DOSWELL, Va. — Boston Marathon bombing suspect Tamerlan Tsarnaev has been buried in a cemetery in central Virginia, infuriating some members of the area’s Islamic community who say they weren’t consulted and flooring at least one neighbor who said she didn’t even know she lived near a burial ground.
The secret interment this week at a small Islamic cemetery ended a frustrating search for a community willing to take the body, which had been kept at a funeral parlor in Worcester as cemeteries in Massachusetts and several other states refused to accept the remains.
Tsarnaev, 26, was killed April 19 in a getaway attempt after a gun battle with police. His younger brother, Dzhokhar, was captured later and remains in custody. They are accused of setting off two shrapnel-packed pressure-cooker bombs April 15 near the marathon finish line, an attack that killed three people and injured more than 260.
Their uncle, Ruslan Tsarni of Montgomery Village, Md., took responsibility for the body after Tamerlan’s wife, Katherine Russell, said she wanted it released to her in-laws. He said his nephew was buried in a cemetery in Doswell with the help of a faith coalition.
“The body’s buried,” said the uncle. “That’s it.”
Tsarni has denounced the acts his nephews are accused of committing and has said they brought shame to the family and the entire Chechen community.
Dozens of communities approached about hosting a gravesite had refused, many with concerns about gravesite vandalism and backlash from the public. With costs to protect the funeral home mounting, Worcester police earlier appealed for help finding a place to bury Tsarnaev.
They had announced Thursday that “as a result of our public appeal for help, a courageous and compassionate individual came forward to provide the assistance needed to properly bury the deceased.”
Martha Mullen, of Richmond, Va., told The Associated Press in a brief telephone interview that she offered to help after seeing news reports about towns and cemeteries refusing to allow burial. She said she is not the only person who helped with arrangements.
“It was an interfaith effort,” she said. “Basically because Jesus says love your enemies.”
The cemetery is hidden among the rural woods and hills of Caroline County, about 30 miles north of Richmond, and contains only 47 graves in all. All were covered with reddish-brown mulch except for two that appeared newly dug, neither with any kind of marking and one of them presumably Tsarnaev’s.

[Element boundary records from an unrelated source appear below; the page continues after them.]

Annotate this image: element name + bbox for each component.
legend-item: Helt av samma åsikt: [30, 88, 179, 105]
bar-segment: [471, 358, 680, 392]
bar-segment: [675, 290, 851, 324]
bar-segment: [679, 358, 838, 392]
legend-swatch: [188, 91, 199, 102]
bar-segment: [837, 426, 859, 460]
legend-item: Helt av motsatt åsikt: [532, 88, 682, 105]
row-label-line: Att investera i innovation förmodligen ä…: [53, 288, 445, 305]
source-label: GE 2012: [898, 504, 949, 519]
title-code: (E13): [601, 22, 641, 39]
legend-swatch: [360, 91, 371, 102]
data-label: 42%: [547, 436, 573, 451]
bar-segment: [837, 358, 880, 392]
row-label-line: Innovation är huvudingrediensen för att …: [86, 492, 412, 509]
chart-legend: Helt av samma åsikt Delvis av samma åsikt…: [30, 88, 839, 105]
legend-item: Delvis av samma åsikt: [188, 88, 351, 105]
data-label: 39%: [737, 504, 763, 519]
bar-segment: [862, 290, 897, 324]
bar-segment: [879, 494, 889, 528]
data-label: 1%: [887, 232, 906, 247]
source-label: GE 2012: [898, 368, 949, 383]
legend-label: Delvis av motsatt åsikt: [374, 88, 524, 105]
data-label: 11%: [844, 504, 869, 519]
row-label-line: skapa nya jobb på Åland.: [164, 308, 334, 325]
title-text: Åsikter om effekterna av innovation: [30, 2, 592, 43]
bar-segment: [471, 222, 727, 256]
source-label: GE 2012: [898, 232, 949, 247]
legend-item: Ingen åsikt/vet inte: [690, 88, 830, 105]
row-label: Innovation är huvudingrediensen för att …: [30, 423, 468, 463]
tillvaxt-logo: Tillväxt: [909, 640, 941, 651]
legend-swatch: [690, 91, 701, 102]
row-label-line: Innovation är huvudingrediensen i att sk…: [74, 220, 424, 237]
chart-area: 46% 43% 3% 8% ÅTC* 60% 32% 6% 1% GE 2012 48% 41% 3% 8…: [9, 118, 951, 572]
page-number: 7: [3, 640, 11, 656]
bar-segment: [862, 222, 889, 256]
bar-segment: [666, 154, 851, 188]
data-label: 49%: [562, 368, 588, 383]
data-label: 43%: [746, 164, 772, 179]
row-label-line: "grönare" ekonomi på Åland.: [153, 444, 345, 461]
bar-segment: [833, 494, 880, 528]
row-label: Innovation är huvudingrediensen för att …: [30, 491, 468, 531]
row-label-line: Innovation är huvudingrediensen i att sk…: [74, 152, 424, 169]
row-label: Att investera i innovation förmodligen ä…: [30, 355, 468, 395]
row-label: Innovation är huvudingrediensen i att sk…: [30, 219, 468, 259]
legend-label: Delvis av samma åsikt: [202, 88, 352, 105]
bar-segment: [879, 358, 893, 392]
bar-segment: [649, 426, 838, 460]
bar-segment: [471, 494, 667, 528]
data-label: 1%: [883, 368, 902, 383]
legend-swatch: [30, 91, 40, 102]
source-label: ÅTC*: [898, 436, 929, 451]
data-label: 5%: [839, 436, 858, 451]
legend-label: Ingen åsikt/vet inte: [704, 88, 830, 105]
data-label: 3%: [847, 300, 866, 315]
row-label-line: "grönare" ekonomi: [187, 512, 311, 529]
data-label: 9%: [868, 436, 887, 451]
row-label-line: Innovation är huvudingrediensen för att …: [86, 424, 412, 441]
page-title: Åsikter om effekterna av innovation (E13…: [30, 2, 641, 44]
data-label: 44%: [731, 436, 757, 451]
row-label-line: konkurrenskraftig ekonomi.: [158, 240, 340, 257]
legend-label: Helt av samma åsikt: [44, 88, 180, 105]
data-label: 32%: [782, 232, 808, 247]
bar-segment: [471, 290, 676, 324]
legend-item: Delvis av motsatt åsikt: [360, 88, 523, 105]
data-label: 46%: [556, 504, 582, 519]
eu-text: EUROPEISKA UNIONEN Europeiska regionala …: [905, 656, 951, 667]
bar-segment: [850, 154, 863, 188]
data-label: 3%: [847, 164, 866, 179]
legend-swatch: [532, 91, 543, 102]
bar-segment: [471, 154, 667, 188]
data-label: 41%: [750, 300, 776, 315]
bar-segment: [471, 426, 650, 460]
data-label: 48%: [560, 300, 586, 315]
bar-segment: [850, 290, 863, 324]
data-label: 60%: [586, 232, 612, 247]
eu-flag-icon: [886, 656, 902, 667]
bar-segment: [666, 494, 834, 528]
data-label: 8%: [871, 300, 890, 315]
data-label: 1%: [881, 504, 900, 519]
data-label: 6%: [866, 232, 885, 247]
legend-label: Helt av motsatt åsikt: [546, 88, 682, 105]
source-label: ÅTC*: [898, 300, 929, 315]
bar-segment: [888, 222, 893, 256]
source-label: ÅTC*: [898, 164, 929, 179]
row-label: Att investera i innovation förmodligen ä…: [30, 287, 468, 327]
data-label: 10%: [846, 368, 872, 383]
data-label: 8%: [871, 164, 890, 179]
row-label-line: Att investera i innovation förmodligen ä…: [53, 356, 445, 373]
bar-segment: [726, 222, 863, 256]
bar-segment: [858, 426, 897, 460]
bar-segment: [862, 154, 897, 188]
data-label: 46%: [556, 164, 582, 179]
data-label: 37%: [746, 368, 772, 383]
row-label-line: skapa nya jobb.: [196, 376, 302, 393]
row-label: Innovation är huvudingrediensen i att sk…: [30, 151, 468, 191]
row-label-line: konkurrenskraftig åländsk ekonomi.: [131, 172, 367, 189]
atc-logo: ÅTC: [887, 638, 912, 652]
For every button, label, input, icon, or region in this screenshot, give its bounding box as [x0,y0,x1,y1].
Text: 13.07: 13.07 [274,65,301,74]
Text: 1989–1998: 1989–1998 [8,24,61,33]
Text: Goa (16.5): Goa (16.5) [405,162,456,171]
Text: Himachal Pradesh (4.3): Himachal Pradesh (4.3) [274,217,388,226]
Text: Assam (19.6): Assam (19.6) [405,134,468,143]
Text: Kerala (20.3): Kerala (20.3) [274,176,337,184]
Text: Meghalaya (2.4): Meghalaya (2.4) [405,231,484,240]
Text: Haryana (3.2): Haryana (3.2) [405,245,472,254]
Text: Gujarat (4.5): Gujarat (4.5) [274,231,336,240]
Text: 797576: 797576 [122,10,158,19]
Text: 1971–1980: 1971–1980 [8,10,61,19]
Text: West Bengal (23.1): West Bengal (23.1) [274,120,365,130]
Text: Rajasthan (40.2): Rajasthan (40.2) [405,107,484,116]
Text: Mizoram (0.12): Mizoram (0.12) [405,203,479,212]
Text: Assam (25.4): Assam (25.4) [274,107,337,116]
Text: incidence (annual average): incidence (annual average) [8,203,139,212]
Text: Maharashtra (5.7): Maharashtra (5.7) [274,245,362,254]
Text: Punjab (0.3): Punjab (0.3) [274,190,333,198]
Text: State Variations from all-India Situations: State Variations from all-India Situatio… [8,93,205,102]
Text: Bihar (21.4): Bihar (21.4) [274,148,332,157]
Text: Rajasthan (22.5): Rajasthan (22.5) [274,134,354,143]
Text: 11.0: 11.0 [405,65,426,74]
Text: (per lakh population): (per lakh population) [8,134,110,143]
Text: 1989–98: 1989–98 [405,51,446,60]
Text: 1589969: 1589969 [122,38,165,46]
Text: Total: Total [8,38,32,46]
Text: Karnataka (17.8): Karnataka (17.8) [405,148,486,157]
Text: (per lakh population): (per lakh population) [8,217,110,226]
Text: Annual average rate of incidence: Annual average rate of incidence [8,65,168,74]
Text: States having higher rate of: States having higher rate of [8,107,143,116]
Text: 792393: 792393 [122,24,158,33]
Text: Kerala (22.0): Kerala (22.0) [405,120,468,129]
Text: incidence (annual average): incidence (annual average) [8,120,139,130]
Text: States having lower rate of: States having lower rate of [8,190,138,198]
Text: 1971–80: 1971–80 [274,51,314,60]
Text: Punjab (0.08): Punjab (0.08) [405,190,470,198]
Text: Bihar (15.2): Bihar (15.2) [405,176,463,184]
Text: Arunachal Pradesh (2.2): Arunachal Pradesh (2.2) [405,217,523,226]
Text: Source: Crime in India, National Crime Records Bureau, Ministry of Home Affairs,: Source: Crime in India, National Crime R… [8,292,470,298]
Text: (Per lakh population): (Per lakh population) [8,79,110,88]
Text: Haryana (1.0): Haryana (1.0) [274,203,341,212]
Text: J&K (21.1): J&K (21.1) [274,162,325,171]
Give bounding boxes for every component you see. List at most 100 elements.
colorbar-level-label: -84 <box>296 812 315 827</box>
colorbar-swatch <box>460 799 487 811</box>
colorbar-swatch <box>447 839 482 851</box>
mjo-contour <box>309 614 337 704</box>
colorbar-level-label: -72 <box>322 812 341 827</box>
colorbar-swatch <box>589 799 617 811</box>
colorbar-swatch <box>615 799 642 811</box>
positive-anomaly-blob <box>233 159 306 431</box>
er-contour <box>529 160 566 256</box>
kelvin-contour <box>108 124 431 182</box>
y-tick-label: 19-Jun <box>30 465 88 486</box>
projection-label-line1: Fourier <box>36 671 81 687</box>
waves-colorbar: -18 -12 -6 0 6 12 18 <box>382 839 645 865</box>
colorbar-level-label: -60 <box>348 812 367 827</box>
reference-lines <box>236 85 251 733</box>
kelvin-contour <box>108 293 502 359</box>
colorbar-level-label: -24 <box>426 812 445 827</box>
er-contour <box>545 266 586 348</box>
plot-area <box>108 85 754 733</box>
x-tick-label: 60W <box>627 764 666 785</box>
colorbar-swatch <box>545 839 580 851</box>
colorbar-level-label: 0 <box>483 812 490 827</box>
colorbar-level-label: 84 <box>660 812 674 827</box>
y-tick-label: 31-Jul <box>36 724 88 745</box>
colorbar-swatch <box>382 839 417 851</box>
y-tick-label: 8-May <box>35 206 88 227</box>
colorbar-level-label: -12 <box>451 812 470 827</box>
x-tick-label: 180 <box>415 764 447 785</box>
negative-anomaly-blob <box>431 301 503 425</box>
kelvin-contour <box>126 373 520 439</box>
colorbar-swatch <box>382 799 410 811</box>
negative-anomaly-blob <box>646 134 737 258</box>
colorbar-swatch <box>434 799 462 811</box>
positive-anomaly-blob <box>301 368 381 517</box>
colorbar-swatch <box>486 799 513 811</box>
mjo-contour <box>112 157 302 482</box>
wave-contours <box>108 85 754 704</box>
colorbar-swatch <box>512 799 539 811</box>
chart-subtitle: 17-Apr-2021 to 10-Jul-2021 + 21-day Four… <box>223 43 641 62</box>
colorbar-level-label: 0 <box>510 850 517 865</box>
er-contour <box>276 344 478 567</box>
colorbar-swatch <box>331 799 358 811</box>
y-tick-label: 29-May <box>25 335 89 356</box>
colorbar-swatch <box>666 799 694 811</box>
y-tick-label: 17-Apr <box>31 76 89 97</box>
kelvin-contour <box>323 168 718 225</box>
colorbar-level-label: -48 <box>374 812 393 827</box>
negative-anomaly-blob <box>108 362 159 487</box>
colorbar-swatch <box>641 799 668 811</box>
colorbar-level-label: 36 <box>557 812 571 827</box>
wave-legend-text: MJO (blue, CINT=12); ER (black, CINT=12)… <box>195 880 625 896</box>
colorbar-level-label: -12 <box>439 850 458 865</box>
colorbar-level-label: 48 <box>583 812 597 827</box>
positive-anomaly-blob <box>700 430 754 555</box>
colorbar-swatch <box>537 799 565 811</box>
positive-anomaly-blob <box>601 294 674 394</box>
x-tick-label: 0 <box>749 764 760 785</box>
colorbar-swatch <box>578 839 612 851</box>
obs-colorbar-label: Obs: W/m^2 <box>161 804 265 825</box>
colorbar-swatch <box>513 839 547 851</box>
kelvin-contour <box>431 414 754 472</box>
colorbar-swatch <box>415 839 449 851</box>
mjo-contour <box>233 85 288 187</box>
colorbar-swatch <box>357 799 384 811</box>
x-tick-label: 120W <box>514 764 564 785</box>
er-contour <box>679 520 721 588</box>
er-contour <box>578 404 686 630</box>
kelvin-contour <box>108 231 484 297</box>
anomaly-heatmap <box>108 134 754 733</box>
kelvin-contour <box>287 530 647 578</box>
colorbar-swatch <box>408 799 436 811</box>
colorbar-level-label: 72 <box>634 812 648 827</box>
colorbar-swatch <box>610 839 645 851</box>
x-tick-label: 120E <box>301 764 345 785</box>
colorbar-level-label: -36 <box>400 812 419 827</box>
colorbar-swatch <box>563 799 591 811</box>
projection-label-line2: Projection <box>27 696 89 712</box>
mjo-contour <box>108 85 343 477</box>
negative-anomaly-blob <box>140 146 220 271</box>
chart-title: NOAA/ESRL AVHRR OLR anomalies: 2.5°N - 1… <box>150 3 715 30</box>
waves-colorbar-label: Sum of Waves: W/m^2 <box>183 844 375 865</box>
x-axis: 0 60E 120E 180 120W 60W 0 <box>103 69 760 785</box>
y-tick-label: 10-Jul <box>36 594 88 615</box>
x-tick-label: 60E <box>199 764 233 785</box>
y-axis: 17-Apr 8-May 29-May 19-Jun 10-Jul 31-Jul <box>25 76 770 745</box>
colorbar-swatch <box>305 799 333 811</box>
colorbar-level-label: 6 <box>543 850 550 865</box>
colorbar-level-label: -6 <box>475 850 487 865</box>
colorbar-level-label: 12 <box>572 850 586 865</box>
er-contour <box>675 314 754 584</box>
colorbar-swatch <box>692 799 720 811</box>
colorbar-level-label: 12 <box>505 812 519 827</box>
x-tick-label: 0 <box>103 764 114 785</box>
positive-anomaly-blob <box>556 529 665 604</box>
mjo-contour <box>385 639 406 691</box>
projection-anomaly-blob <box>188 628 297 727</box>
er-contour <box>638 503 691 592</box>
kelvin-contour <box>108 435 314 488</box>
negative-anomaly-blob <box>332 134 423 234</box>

It was not immediately clear who owned the cemetery in Doswell. The Virginia Cemetery Board, a government agency, regulates only for-profit cemeteries. Cemeteries owned by churches and government entities are not required to have a state-issued license.
Imam Ammar Amonette, of the Islamic Center of Virginia, said that his group was never consulted and that Mullen reached out to a separate group, the Islamic Society of Greater Richmond.
“The whole Muslim community here is furious. Frankly, we are furious that we were never given any information. It was all done secretly behind our backs,” Amonette said, adding that it “makes no sense whatsoever” that Tsarnaev’s body was buried in Virginia.
“Now everybody who’s buried in that cemetery, their loved ones are going to have to go to that place,” he said.
The Islamic Society of Greater Richmond didn’t immediately respond to an email seeking confirmation that it was involved in the burial.
Local officials asked Attorney General Ken Cuccinelli to look into whether any laws were broken in carrying out the hushed burial. If not, there’s likely nothing they can do.
“If there were, I think we’d try to undo what’s been done,” said Floyd Thomas, chairman of Caroline County’s board of supervisors.
Peter Stefan, the director of the Worcester funeral home where Tsarnaev’s body was held, said the body was moved out of his home Wednesday evening in a nondescript van to keep the transport to Virginia secret. He said it’s unfortunate that the Virginia locality wasn’t notified of the burial plans.
“What I really didn’t care much for was the fact that the city or town wasn’t notified.” he said. He added, “Once the family takes over, it’s their responsibility. But there’s a moral issue here.”
He acknowledged that the Virginia locality might have said “no.” He had called scores of towns in nearly every state trying to get one to accept Tsarnaev’s body.
“Nobody in the entire country wanted this guy,” he said. “Absolutely nobody.”